Tuesday, April 20, 2010

Good night, Mrs. Grimsdyke, wherever you are.

You remember Mrs. Grimsdyke, right? She was the sixth-grade English teacher who hammered into you all you ever needed to know about grammar and punctuation. And she spoke with the infallibility of the Pope. The Grimsdyke way was the only way.

Mrs. Grimsdyke was like that founder* of the Jesuits, who may have claimed that indoctrinating a child for his first seven years was enough to win him for life. I've worn one of my hats -- corporate communicator -- for thirty years. And it constantly amazes me that senior managers, lords and ladies of their profession, can peruse a draft of some communication that may be of earth-shattering significance to the future of their business, and yet the only comment I'll get is "I was always taught not to begin a sentence with a conjunction." (Oh yeah? Try reading Chapter 1 of Genesis some time.)

When I'm hired to work on a project for a client, I make it clear that my ultimate loyalty is to the reader. I'm getting paid to make the materials I write as clear, as concise, and as friendly as possible. An informal, conversational tone promotes understanding, which saves the rampant cost of misunderstanding. At a more subtle level, it also diminishes the distance between the (supposed) author and the reader, enhancing the credibility of the message. It's my job to convince the client -- well, the client's lawyer -- that "It is imperative that the employee submit his/her claim for any loss in a timely fashion" doesn't change its meaning when it becomes "Don't wait too long to send in your claim." Never mind that it has a contraction and seems to be in the second person.

I had a client pay me to work my magic on a complete range of informational materials for his company's employees. And then the same client paid me all over again to remove every contraction -- every "don't" became a "do not," every "you're" a "you are"  -- simply because the CEO "had always believed" that contractions were incorrect in a business letter. Protests that I wasn't writing a business letter fell on deaf ears. So I apply the Beechey doctrine. I try to persuade them twice to do things my way. And then I do it their way with a clean conscience.

Language is a moving target. What's right versus what's wrong can often be what's new versus what's old. Although neither of these should be confused with what's good versus what's bad.

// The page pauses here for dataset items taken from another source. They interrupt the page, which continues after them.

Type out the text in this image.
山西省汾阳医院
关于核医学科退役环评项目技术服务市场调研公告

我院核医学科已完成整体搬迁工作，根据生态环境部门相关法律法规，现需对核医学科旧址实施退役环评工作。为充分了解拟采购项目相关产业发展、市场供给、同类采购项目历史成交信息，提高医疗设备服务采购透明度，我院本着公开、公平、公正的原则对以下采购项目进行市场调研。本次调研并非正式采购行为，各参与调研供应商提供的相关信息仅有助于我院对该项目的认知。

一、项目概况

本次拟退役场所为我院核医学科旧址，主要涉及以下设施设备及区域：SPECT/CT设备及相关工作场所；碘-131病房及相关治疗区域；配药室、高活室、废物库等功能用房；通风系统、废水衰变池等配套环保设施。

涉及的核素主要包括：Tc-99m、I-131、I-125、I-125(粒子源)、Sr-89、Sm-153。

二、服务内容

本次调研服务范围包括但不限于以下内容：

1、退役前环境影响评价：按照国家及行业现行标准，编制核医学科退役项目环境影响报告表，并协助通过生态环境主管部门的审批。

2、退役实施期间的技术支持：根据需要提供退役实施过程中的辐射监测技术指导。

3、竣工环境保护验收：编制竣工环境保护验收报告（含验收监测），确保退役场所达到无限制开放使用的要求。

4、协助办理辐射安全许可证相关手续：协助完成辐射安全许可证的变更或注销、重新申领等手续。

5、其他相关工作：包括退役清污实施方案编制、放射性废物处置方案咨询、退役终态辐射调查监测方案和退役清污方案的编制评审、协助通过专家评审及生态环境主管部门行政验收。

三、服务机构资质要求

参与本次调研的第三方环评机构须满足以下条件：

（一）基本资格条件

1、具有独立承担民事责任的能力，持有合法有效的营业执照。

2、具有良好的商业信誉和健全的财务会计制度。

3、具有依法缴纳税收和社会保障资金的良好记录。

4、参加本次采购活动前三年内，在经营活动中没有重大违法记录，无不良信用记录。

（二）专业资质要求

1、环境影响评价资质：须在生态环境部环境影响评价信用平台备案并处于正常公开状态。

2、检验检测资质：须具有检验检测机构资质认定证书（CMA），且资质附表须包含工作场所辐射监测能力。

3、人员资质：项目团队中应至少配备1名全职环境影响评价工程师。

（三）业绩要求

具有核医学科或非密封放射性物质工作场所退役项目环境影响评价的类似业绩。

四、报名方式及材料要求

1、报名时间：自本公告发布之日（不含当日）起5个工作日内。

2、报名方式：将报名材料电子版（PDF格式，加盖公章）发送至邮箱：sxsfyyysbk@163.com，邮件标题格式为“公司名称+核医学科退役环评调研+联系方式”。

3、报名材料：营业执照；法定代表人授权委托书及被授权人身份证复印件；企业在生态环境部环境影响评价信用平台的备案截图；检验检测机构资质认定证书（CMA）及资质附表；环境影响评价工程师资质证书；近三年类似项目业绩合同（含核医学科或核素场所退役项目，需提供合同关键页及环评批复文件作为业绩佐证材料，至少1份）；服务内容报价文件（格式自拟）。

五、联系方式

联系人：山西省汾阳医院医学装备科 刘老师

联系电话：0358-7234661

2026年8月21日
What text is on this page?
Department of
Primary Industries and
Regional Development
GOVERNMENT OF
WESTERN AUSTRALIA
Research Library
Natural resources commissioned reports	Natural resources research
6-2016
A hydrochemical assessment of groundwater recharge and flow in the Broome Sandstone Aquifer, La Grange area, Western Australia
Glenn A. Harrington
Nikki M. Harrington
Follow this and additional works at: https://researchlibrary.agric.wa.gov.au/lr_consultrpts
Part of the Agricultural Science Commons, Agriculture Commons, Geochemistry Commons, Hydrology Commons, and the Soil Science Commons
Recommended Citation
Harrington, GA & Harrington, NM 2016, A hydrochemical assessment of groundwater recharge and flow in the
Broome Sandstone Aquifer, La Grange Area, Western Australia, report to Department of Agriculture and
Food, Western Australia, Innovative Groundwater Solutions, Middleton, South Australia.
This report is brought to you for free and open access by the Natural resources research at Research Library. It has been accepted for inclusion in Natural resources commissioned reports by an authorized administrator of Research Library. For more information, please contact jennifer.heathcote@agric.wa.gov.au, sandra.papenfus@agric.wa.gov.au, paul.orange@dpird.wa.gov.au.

That doesn't imply an anything-goes free-for-all, embracing every faddish abbreviation or misspelling with uncritical glee. (To the end of my days, I will spell "all right" as two words, even if "alright" makes it into a dictionary.) Writers should know grammar backwards and forwards, just as they should know the ins and outs of their word processing program. These are the tools of the trade, and it's ludicrous for any professional to take pride in, say, scattering commas by guesswork or "where they feel right."

But an exploration of the basics quickly leads you into the current areas of controversy. And you discover that there are nuances, shades of gray, competing rules -- a world beyond the unbending grammatical celibacy of the Grimsdykes.

Maybe formal writing hasn't actually changed that much. Maybe what's changed is that excessive formality is now marginalized. I remember those ancient rules about whether to use "yours sincerely" or "yours faithfully" to sign off a business letter. But I never use either these days -- it's usually "best wishes" or even "love." I mean, why not?

So take a stand on the controversies. Stick to your position. Draw a line in the sand and be prepared to defend it. Just equip yourself with a better argument than "that's what I was taught in grade school."

*I've seen this apocryphal quote variously attributed to Ignatius Loyola or to his disciple and co-founder of the Society of Jesus, Francis Xavier. I once saw the "incorruptible" remains of Francis Xavier in a church in Goa, India. Or at least the bits that weren't collected by souvenir hunters -- his forearm's in Rome and another arm-bone is in Macau.